Die „Goldene Henne“ hatte bereits im Jahre 1608 neben wenigen anderen Brauhöfen auch die Gastgerechtigkeit inne.

Gasthäuser waren oftmals auch Logierhäuser,

Historische Außenansicht

boten also Übernachtungsmöglichkeiten. Bestes Haus am Platze“ wie es lange Zeit hieß, war die „Henne“, so auch gepriesen in vielen Thüringer Reisebeschreibungen dieser Zeit. Hier übernachten häufig Vertreter aus besseren Kreisen wie z.B. Neidhardt von Gneisenau, der Dichter Willibald Alexis um nur einige zu nennen. Historisch belegt sind auch häufige Aufenthalte der Familie Bach, der Marlitt und von Bechstein in den gemütlichen Schankstuben der „Goldenen Henne“. Auch Vertreter der Politik ließen es sich nicht nehmen im „Besten Haus am platze“ Station zu machen.

Überliefert ist ein Aufenthalt von Bismarck im Jahre 1850, bei dem er sich „durch ein reichliches Frühmahl von delikaten Schmerlen und einem Boxbeutel von 1811“ hat schmecken lassen. Der Chef der deutschen Postverwaltung, sr. Excelenz der Herr Generalpostmeister Stephan weilte am 11. Juli 1881 einige Stunden im Gasthof „Goldene Henne“. Im Jahre 1865 erfolgte der Anbau des nördlichen Seitenflügels als Speise- und Tanzsaal. In der Zeit Arnstadt´s als Solebad, war die „Goldene Henne“ ein von Kurgästen gut besuchtes Haus.

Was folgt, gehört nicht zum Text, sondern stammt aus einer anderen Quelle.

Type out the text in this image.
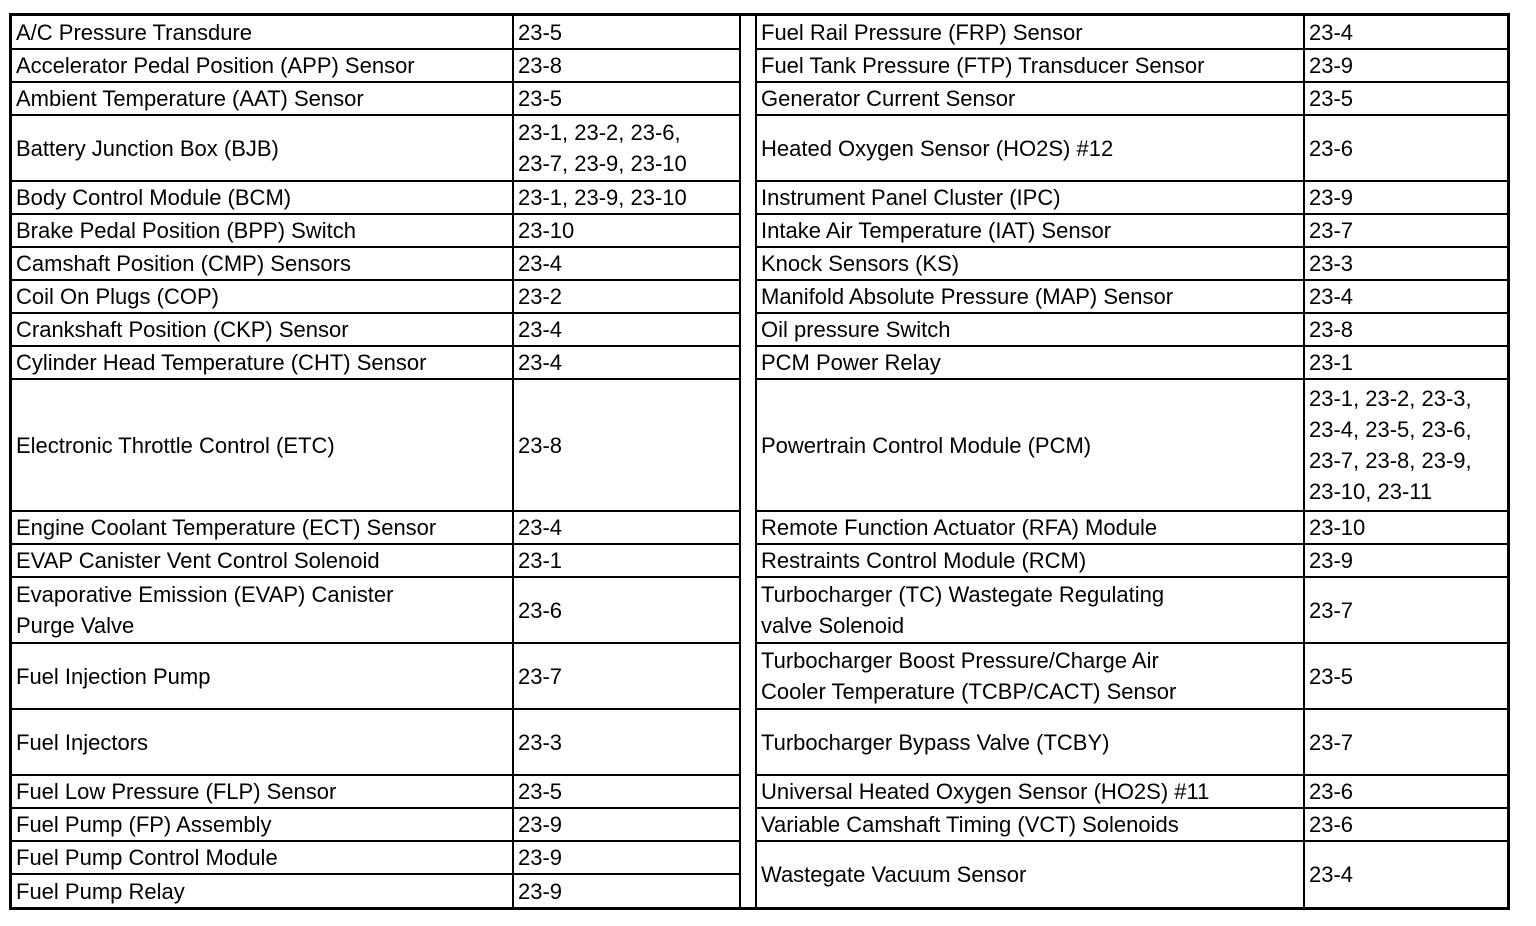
A/C Pressure Transdure	23-5
Accelerator Pedal Position (APP) Sensor	23-8
Ambient Temperature (AAT) Sensor	23-5
Battery Junction Box (BJB)	23-1, 23-2, 23-6,
23-7, 23-9, 23-10
Body Control Module (BCM)	23-1, 23-9, 23-10
Brake Pedal Position (BPP) Switch	23-10
Camshaft Position (CMP) Sensors	23-4
Coil On Plugs (COP)	23-2
Crankshaft Position (CKP) Sensor	23-4
Cylinder Head Temperature (CHT) Sensor	23-4
Electronic Throttle Control (ETC)	23-8
Engine Coolant Temperature (ECT) Sensor	23-4
EVAP Canister Vent Control Solenoid	23-1
Evaporative Emission (EVAP) Canister
Purge Valve	23-6
Fuel Injection Pump	23-7
Fuel Injectors	23-3
Fuel Low Pressure (FLP) Sensor	23-5
Fuel Pump (FP) Assembly	23-9
Fuel Pump Control Module	23-9
Fuel Pump Relay	23-9
Fuel Rail Pressure (FRP) Sensor	23-4
Fuel Tank Pressure (FTP) Transducer Sensor	23-9
Generator Current Sensor	23-5
Heated Oxygen Sensor (HO2S) #12	23-6
Instrument Panel Cluster (IPC)	23-9
Intake Air Temperature (IAT) Sensor	23-7
Knock Sensors (KS)	23-3
Manifold Absolute Pressure (MAP) Sensor	23-4
Oil pressure Switch	23-8
PCM Power Relay	23-1
Powertrain Control Module (PCM)	23-1, 23-2, 23-3,
23-4, 23-5, 23-6,
23-7, 23-8, 23-9,
23-10, 23-11
Remote Function Actuator (RFA) Module	23-10
Restraints Control Module (RCM)	23-9
Turbocharger (TC) Wastegate Regulating
valve Solenoid	23-7
Turbocharger Boost Pressure/Charge Air
Cooler Temperature (TCBP/CACT) Sensor	23-5
Turbocharger Bypass Valve (TCBY)	23-7
Universal Heated Oxygen Sensor (HO2S) #11	23-6
Variable Camshaft Timing (VCT) Solenoids	23-6
Wastegate Vacuum Sensor	23-4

Viele gesellschaftliche und private Feierlichkeiten fanden in den Räumlichkeiten der „Henne“, unter anderem im Prunkstück des Hauses, dem Stucksaal statt. Für das Wohlhabende Bürgertum und den Adel war es gesellschaftliche Pflicht in der „Goldene Henne“ zu feiern. Es sind noch heute viele Speisekarten, teilweise Bilder und genügend Anekdoten aus dieser Glanzzeit des Hauses vorhanden. Als Beispiel sei hier genannt die fürstliche Speisekarte. des Festessens aus Anlass der 1200-Jahrfeier der Stadt Arnstadt aus dem Jahr 1904.

Im Jahre 1865 erhielt die Jungfrau Christiane Frederike Köthe für 10 1/4 Jahre treue Dienste ein Legat der Fürstin Caroline in Höhe von 10 Talern, was die gesellschaftliche Bedeutung des Hauses in dieser Zeit unterstreicht. Ein Gast aus Übersee konnte am Dienstag, dem 4. März 1879 begrüßt werden. Herr Armin Tenner aus Cincinnati gab im Stucksaal der „Goldene Henne“ eine Vorführung eines „Edison Phonograhpes“, auch „Schallschreiber“ genannt.

Bedeutung hatte die „Goldene Henne“ auch für das Vereinsleben der Stadt Arnstadt und Umgebung. So wurde u.a. der Geflügelzuchtverein und Vogelschutzverein am 19. Oktober 1880 im Gasthaus „Goldene Henne“ gegründet. Der landwirtschaftliche Verein „Zur Goldnen Henne“ wurde im Jahre 1872 gegründet. Der Verein für fakultative Feuerbestattung zu Arnstadt wurde 1897 von 37 Personen aus Protest heraus, das der langjährige „Goldene Henne“ Herr Oscar Maempel, welcher am 21. Oktober 1897 verstorben war, zu Lebzeiten verfügt hatte, in Gotha verbrannt zu werden. Dies war der Grund warum die Segnung seiner Leiche im Sterbehaus von der Kirche verweigert wurde.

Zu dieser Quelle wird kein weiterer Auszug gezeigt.